If Alice were to provide a false commitment, she would not be able to consistently respond to Bob’s challenges in a way that convinces him of her claim. Challenges are randomly generated, so Alice can’t predict them in advance. If her commitment was false, she would fail to respond correctly to at least some of the challenges, and Bob would not be convinced.

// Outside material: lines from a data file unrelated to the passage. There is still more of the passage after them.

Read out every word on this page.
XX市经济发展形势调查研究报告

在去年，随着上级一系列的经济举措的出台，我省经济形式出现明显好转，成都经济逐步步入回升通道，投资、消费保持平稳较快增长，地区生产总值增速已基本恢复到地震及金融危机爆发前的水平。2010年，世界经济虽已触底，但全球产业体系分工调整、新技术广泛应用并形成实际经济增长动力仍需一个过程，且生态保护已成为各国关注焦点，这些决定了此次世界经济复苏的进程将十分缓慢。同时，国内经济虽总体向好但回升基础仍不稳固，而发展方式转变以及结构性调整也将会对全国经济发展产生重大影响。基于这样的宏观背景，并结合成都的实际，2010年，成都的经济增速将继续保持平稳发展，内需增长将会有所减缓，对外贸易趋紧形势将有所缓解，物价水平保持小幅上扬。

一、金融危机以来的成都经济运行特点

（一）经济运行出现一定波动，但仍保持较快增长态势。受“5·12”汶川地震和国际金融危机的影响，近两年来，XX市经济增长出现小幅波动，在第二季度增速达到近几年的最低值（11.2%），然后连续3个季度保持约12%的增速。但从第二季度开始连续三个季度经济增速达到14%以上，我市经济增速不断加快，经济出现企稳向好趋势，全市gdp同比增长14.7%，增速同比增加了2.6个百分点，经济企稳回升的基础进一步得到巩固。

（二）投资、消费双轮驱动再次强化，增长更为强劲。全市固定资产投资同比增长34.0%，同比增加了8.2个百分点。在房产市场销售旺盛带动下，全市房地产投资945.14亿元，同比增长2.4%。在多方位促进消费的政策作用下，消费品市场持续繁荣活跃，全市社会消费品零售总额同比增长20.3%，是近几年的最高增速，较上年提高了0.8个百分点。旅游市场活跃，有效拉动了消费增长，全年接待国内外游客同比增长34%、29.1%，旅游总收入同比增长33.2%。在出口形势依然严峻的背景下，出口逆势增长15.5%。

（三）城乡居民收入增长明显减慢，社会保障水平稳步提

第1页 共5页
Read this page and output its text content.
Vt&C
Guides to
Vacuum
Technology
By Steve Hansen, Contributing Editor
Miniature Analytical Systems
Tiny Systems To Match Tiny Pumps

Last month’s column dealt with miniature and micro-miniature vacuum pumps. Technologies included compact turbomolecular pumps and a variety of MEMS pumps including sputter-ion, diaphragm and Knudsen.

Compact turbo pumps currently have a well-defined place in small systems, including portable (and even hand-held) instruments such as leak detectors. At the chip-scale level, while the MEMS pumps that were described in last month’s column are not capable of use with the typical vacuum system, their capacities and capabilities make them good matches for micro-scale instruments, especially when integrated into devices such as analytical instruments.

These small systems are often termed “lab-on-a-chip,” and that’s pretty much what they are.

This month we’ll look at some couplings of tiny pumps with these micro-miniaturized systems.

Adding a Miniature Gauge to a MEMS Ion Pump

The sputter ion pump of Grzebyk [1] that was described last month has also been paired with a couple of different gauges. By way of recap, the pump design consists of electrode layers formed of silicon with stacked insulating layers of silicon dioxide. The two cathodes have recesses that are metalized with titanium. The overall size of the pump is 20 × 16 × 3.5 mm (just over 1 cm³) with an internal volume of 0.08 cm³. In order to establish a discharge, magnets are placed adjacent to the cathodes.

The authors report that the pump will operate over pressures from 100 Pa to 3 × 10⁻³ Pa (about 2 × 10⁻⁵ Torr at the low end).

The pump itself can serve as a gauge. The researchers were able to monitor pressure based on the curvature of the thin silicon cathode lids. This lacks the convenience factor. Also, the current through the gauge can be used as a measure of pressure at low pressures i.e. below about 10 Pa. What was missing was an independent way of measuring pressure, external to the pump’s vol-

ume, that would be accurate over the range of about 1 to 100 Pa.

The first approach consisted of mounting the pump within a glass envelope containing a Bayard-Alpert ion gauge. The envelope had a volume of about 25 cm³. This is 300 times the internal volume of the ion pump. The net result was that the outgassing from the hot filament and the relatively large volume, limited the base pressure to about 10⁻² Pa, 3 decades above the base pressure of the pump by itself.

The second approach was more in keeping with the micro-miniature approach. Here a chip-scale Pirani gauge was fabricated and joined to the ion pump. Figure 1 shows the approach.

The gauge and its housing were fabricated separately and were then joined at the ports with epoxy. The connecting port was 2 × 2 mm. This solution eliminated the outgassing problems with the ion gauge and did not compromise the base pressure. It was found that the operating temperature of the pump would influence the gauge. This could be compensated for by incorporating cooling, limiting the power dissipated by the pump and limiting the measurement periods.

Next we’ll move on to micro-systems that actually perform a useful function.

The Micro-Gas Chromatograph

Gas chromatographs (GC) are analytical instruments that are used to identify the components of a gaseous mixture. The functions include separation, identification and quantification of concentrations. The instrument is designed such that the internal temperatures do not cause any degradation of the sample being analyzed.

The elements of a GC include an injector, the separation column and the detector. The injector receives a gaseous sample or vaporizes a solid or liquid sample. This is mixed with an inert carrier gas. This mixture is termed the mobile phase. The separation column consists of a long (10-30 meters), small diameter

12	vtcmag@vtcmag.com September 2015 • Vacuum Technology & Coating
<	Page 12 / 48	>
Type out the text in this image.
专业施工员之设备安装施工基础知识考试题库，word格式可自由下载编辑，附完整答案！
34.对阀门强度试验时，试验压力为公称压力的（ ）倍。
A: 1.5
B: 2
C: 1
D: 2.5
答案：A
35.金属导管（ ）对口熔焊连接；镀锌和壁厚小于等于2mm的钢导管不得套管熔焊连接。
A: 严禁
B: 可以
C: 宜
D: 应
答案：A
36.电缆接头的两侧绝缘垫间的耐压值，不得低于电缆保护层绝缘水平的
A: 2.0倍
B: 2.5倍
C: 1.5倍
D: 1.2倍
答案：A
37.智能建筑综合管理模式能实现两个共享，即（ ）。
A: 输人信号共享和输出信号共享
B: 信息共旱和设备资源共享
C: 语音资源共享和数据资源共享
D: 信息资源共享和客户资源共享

The commitment in a ZK proof serves a crucial role. It’s a way for the prover (Alice) to “lock in” her claim without revealing any information about it. The commitment is designed to be a one-way function, meaning Alice can’t change her claim after the commitment has been made (binding). The security of ZK proofs comes from their interactive nature and the use of random challenges. Even if Alice tries to cheat by making a false commitment, the protocol ensures that Bob has a high probability of detecting this.

Conclusion

Zero Knowledge proofs have the potential to significantly improve the usability of the blockchain, especially in the areas of scalability (zk-rollups), privacy of transactions, and privacy of smart contracts. So, while encryption can only secure data to prevent unauthorized access, ZK proofs allow for the secure and private computation and verification of that data. ZK proofs will allow participants to work with data in a private way without revealing any sensitive information. ZK proofs can be seen as an additional layer of privacy on top of the encryption used in blockchain technology.

Midnight will be a very useful blockchain for businesses, banks, institutions, companies, and especially users, as it will be possible to protect sensitive data and at the same time use it for various services.